Google Just Made Big Data Expertise Much Tougher to Fake

Google I/O 2014 in San Francisco Photograph by Jeff Chiu/AP Photo

For the last five years or so, it’s been pretty easy to pretend you knew something about Big Data. You went to the cocktail party—the one with all the dudes—grabbed a drink and then said “Hadoop” over and over and over again. People nodded. Absurdly lucrative job offers rolled in the next day. Simple.

Well, Google officially put an end to the good times this week. During some talks at the company’s annual developer conference, Google executives declared that they’re over Hadoop. It’s yesterday’s buzzword. Anyone who wants to be a true Big Data jockey will now need to be conversant in Flume, MillWheel, Google Cloud Dataflow, and Spurch. (Okay, I made the last one up.)

Here’s the deal. About a decade ago, Google’s engineers wrote some papers detailing a new way to analyze huge stores of data. They described the method as MapReduce: Data was spread in smallish chunks across thousands of servers; people asked questions of the information; and they received answers a few minutes or hours later. Yahoo! led the charge to turn this underlying technology into an open-source product called Hadoop. Hundreds of companies have since helped establish Hadoop as more or less the standard of modern data analysis work. (Much has been written on this topic.)  Such startups as Cloudera, Hortonworks, and MapR have their own versions of Hadoop that companies can use, and just about every company that needs to analyze lots of information has its own Hadoop team.

Google probably processes more information than any company on the planet and tends to have to invent tools to cope with the data. As a result, its technology runs a good five to 10 years ahead of the competition. This week, it is revealing that it abandoned the MapReduce/Hadoop approach some time ago in favor of some more flexible data analysis systems.

One of the big limitations around Hadoop was that you tended to have to do “batch” operations, which means ordering a computer to perform an operation in bulk and then waiting for the result. You might ask a mainframe to process a company’s payroll as a batch job, or in a more contemporary example, analyze all the search terms that people in Texas typed into Google last Tuesday.

According to Google, its Cloud Dataflow service can do all this while also running data analysis jobs on information right as it pours into a database. One example Google demonstrated at its conference was an instantaneous analysis of tweets about World Cup matches. You know, life-and-death stuff.

Google has taken internal tools—those funky-named ones such as Flume and MillWheel—and bundled them into the Cloud Dataflow service, which it plans to start offering to developers and customers as a cloud service. The promise is that other companies will be able to deal with more information easier and faster than ever before.

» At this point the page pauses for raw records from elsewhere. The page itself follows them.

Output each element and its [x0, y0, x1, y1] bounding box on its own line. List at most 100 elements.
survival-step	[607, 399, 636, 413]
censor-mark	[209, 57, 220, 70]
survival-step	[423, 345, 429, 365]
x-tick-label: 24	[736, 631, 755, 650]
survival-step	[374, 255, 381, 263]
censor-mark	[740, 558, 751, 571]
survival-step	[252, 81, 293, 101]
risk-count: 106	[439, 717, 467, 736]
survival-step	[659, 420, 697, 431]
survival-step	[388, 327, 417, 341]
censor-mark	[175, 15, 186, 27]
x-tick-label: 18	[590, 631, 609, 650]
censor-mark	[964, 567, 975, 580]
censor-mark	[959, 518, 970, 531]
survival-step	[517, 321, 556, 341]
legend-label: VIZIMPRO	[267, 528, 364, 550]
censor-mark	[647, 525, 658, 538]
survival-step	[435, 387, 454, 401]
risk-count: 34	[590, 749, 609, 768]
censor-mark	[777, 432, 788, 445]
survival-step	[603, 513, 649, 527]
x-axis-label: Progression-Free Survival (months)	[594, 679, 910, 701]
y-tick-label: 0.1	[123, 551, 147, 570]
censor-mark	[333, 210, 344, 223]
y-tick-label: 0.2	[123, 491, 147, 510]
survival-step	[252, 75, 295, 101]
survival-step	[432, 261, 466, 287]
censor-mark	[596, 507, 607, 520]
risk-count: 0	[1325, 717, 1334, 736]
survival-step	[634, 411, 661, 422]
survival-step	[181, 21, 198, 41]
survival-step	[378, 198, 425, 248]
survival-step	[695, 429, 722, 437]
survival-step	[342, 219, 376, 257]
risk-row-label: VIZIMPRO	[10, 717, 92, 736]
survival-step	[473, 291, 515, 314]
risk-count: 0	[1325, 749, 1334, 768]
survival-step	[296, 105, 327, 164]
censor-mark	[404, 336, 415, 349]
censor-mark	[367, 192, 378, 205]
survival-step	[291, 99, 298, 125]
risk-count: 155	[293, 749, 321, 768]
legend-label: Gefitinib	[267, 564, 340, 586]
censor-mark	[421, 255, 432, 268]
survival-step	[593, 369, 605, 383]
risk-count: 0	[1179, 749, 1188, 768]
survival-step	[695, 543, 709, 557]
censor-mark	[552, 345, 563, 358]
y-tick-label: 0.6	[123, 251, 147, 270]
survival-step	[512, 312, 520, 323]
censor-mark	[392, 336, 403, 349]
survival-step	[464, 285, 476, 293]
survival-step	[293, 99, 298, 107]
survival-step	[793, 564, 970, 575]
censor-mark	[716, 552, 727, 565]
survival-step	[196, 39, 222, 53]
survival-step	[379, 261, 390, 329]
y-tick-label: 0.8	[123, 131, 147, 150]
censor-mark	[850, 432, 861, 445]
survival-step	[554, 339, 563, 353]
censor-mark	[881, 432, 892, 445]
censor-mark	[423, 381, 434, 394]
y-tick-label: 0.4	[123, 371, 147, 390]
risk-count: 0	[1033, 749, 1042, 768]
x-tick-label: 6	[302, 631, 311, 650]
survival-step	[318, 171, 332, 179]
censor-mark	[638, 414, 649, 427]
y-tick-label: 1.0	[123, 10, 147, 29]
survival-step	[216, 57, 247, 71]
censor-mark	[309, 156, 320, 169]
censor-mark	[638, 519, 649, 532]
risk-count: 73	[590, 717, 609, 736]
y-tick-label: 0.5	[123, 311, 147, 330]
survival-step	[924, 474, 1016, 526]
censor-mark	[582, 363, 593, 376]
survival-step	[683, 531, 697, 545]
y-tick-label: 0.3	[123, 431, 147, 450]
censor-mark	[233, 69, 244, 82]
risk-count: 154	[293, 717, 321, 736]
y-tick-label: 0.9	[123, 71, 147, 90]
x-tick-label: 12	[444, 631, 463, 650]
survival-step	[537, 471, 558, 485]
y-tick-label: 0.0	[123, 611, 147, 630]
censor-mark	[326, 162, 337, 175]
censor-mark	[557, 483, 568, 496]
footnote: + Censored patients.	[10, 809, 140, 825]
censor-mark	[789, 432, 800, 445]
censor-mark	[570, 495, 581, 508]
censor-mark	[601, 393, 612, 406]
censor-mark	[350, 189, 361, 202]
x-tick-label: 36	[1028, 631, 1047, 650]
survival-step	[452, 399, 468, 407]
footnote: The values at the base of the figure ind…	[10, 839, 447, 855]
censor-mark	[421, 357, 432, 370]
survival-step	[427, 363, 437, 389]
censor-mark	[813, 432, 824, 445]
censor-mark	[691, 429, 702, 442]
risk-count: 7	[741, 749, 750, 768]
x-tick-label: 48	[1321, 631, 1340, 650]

While Google has historically been a very secretive company, it is opening up its internal technology as a competitive maneuver. Google is proving more willing than, say, to hand over the clever things built by its engineers to others. It’s an understandable move, given Amazon’s significant lead in the cloud computing arena.

As for the Hadoop clan? You would think that Google flat-out calling it passé would make it hard to keep hawking Hadoop as the hot, hot thing your company can’t live without. And there’s some truth to this being an issue.

That said, even the biggest Hadoop fans such as Cloudera have been moving past the technology for some time. Cloudera leans on a handful of super-fast data analysis engines like Spark and Impala, which can grab data from Hadoop-based storage systems and torture it in ways similar to Google’s.

The painful upshot, however, is that faking your way through the Big Data realm will be much harder from now on. Try keeping your Flume and Impala straight after a couple of gin and tonics.